New Delhi:
A Delhi court has deferred its verdict on
Shahzad Ahmed, who was convicted last week in the controversial 2008 Batla house encounter case. The quantum of sentence is likely to be pronounced tomorrow.
Arguing that there were no mitigating circumstances favouring the accused, the prosecution had demanded Shahzad be sentenced to death.
Shahzad is the only man arrested in the case. He was found guilty last Thursday of murdering inspector Mohan Chand Sharma, who led a Delhi Police team that stormed an apartment building in Batla House in Delhi's Jamia Nagar on September 19, 2008. The cops later alleged that terrorists from the Indian Mujahideen were holed up there.
Two suspected terrorists were shot dead along with Inspector Sharma. Shahzad, whose passport was found in the flat, was arrested a year and a half later from his village in Azamgarh, Uttar Pradesh. A fourth man managed to escape. They all belonged to Azamgarh.
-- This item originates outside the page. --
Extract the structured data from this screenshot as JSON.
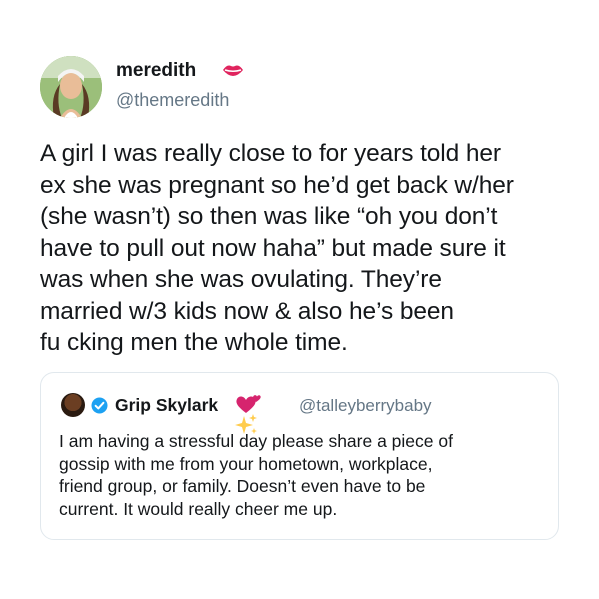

Various politicians and activists, including Congress leader Digvijaya Singh, had alleged that the encounter was fake and that Inspector Sharma had been killed by "inter-departmental rivalry". They cited the fact that the cop was not wearing a bullet-proof vest while facing men believed to be deadly terrorists.
Last Thursday, the court criticised the police for that lapse and also pointed out that two other officers were not armed during the operation. But it ruled that it was Shahzad Ahmad who, as one of the occupants of the apartment, shot the police officer dead.
The judge said he had not been given evidence to prove that Shahzad Ahmed is a terrorist, but he also said that his focus was on the killing of the police officer. "For the purpose of decision of this case it hardly matters as to whether accused was affiliated to Indian Mujahideen or not," he said.
P Chidambaram, who was Home Minister at the time of the controversy, said the verdict proves that the encounter was genuine. "I am happy that the Delhi Police was able to prove its case," he said.
The Batla House encounter took place about a week after serial blasts in Delhi in which more than 26 people were killed and over 100 injured. The Delhi Police have alleged that men in the apartment that it stormed were responsible for the terror attack.
Shahzad Ahmed has denied any association with the Indian Mujahideen and claims that he was not in the apartment where the alleged terrorists were located. His lawyers are expected to appeal against his conviction.